L’annuncio della possibile uscita da Fineco da parte di UniCredit non è stata accolta in modo positivo a Piazza Affari. Alle 13:40 le azioni della banca guidata da Jean Pierre Mustier segnano un calo dell’1,2% a 11,7 euro.
L’operazione di per sé è positiva, perché agli attuali prezzi di Borsa di Fineco permetterebbe a UniCredit di portare a casa una cifra compresa tra un miliardo e 1,3 miliardi, se fosse messa sul mercato una quota compresa tra il 15 e il 20 per cento.
E senza valutare la dismissione di tutta la partecipazione complessiva pari al 35,3%, che agli attuali prezzi di Borsa di Fineco vale 2,3 miliardi. Il tutto con una plusvalenza rispetto ai valori di carico.
Certo, a fronte dell’incasso per la vendita dei titoli, i conti dell’istituto dovrebbero rinunciare all’interessante redditività generata dalla banca multicanale, che nel 2018 ha portato dividendi per 61,2 milioni.

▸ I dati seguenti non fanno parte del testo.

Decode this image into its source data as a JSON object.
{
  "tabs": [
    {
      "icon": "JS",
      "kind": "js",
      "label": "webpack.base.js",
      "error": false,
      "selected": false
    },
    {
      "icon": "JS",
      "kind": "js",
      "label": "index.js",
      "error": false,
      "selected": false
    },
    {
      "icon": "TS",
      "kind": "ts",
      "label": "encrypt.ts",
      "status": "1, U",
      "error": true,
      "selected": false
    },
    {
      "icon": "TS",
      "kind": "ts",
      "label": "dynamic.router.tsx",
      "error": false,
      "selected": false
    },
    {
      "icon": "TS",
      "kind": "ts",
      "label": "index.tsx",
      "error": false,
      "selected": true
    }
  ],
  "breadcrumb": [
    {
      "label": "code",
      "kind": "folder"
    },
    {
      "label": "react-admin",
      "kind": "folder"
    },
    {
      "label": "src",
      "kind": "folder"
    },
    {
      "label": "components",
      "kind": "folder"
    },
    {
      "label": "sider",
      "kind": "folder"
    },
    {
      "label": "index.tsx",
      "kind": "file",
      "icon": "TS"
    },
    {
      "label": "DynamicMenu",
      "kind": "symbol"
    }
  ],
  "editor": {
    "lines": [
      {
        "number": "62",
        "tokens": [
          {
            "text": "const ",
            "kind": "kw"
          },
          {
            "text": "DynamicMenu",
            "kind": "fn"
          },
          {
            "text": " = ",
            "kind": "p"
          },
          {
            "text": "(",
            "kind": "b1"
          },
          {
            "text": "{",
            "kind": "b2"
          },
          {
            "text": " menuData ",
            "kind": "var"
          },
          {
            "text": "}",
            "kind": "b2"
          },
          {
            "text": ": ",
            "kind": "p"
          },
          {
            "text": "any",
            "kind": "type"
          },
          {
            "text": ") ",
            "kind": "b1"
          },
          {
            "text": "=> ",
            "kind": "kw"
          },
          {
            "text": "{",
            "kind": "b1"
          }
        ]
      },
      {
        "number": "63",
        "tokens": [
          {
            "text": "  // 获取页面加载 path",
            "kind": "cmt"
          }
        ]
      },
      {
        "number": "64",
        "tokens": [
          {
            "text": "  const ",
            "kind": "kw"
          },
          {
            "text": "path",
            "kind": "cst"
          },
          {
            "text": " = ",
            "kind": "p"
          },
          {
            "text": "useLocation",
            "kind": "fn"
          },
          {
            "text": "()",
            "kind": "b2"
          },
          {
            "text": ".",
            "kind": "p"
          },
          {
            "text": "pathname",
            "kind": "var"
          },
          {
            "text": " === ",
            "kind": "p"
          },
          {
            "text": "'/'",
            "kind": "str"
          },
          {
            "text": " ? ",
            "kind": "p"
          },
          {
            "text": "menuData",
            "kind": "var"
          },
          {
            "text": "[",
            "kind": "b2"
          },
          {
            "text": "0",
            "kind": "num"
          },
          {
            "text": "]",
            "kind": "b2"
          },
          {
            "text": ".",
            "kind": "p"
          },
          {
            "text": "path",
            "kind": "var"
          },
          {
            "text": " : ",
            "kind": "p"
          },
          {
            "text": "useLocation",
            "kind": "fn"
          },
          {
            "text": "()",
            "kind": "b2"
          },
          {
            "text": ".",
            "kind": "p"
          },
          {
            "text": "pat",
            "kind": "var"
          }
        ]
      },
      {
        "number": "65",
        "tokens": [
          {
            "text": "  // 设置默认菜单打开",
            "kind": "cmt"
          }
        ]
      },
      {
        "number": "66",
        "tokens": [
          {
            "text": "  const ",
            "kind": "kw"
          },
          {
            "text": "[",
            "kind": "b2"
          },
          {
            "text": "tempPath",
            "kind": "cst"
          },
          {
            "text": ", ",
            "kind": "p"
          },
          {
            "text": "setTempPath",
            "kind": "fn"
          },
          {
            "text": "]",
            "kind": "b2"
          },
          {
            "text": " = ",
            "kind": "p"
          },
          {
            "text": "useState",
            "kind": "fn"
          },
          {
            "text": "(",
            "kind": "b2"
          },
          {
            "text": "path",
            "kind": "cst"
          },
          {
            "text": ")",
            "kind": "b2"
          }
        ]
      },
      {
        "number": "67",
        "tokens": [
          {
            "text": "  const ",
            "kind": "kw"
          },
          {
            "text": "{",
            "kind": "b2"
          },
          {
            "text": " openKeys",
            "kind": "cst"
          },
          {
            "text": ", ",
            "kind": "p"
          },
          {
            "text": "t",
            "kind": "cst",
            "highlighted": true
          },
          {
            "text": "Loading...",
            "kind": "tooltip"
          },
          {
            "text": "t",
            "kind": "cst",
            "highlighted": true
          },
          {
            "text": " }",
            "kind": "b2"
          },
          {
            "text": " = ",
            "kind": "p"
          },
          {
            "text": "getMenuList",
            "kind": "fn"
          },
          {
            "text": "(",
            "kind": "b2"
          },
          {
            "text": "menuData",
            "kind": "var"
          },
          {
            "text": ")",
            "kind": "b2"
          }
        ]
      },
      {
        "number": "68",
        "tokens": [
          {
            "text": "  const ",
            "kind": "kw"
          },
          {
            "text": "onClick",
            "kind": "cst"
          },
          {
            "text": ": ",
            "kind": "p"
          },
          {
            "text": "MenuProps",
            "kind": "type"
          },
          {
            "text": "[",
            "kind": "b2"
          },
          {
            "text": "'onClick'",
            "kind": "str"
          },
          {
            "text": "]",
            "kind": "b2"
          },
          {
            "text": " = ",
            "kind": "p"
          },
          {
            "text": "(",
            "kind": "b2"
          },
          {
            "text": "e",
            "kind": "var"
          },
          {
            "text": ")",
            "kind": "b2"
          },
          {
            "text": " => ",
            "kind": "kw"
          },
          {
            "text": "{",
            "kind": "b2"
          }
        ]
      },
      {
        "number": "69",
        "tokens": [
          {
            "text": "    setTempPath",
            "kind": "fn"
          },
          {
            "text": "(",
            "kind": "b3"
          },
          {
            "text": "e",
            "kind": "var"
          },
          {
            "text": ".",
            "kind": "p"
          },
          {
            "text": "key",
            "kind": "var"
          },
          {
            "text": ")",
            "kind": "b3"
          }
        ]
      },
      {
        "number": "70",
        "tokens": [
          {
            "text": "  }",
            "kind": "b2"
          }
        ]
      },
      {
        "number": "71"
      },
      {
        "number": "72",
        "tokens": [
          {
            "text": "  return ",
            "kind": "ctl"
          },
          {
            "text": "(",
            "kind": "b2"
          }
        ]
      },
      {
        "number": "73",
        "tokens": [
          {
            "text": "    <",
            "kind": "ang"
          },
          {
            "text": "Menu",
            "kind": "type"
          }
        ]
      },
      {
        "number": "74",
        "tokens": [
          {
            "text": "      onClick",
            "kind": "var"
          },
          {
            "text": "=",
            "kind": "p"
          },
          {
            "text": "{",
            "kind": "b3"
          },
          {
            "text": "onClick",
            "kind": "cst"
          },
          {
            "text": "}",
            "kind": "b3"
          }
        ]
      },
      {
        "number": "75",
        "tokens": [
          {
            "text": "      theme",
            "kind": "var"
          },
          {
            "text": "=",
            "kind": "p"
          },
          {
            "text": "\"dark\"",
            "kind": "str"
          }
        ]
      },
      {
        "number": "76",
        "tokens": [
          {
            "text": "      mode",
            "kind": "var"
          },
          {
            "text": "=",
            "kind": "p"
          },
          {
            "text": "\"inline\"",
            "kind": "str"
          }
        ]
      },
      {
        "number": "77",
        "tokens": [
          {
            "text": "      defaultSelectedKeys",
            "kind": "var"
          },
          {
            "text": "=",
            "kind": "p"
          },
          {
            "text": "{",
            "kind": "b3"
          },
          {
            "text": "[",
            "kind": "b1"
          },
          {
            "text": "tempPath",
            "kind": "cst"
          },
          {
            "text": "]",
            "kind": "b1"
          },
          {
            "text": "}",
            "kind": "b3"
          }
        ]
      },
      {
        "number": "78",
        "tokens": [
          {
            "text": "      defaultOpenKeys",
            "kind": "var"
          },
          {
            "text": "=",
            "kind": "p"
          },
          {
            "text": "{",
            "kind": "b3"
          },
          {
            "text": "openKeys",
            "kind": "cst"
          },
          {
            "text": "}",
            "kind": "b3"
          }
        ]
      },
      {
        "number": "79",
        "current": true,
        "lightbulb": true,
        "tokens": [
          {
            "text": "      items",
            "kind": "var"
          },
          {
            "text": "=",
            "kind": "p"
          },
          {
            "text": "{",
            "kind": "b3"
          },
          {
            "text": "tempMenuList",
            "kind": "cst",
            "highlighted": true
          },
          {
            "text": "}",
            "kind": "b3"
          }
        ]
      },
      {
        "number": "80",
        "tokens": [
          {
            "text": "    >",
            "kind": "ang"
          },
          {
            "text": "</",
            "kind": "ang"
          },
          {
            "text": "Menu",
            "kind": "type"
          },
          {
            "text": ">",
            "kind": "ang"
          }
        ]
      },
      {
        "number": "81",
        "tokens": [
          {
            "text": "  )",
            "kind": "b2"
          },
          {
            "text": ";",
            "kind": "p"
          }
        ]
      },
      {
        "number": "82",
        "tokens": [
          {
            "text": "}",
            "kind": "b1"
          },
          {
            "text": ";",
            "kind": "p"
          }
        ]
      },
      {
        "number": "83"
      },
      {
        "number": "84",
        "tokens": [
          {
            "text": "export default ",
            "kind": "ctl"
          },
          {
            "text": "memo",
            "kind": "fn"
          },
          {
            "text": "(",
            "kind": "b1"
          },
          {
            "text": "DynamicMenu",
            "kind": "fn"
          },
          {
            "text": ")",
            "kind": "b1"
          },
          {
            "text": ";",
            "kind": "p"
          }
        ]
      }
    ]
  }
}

Il timing dell’operazione appare tuttavia azzeccato, visto che il valore delle azioni della partecipata è vicino ai massimi degli ultimi 5 anni (toccati il 17 aprile a 12,3 euro).
Inoltre, appare favorevole se lo si confronta alle operazioni di accelerated bookbuilding realizzate dalla banca di piazza Gae Aulenti nel 2016 proprio sui titoli Fineco.
La prima, portata a termine nel luglio 2016, aveva visto la cessione il 10% del capitale per un totale di 328 milioni, mentre nell’ottobre del medesimo anno era stato collocato un altro 20% con un incasso di 552 milioni.
Inoltre, l’operazione potrebbe portare entro il 2032 alla cessione del marchio Fineco, il cui valore è iscritto nel bilancio di UniCredit per 92,9 milioni.
Tuttavia, il mercato si chiede qual è la ragione per cui UniCredit intende fare cassa.
Difficile pensare che l’istituto voglia mettere risorse in cascina per avere disponibilità per un’eventuale acquisizione nel settore bancario, visto che in questo ambito si parla più di merger che di acquisizioni. In ogni caso di tratterebbe di bocconi grossi. Commerzbank, indicata come possibile target di UniCredit dopo la mancata fusione con Deutsche Bank, ha una capitalizzazione di Borsa pari a 9,8 miliardi.
Allora il mercato si chiede se non vi sia qualche esigenza finanziaria non ancora palesata per la banca, dopo le sorprese registrate con la minusvalenza relativa alla controllata turca Yapi e la multa americana da 1,2 miliardi per le operazioni con l’Iran. Una sanzione, quest’ultima, riportata a titolo di esempio poiché in realtà quest’ultima vicenda, in particolare, dovrebbe avere un effetto positivo sui conti del primo trimestre, in quanto verranno liberati accantonamenti a livello di gruppo per circa 300 milioni, al netto delle tasse, e avrà un impatto positivo sul Cet1 di circa 8,5 punti base.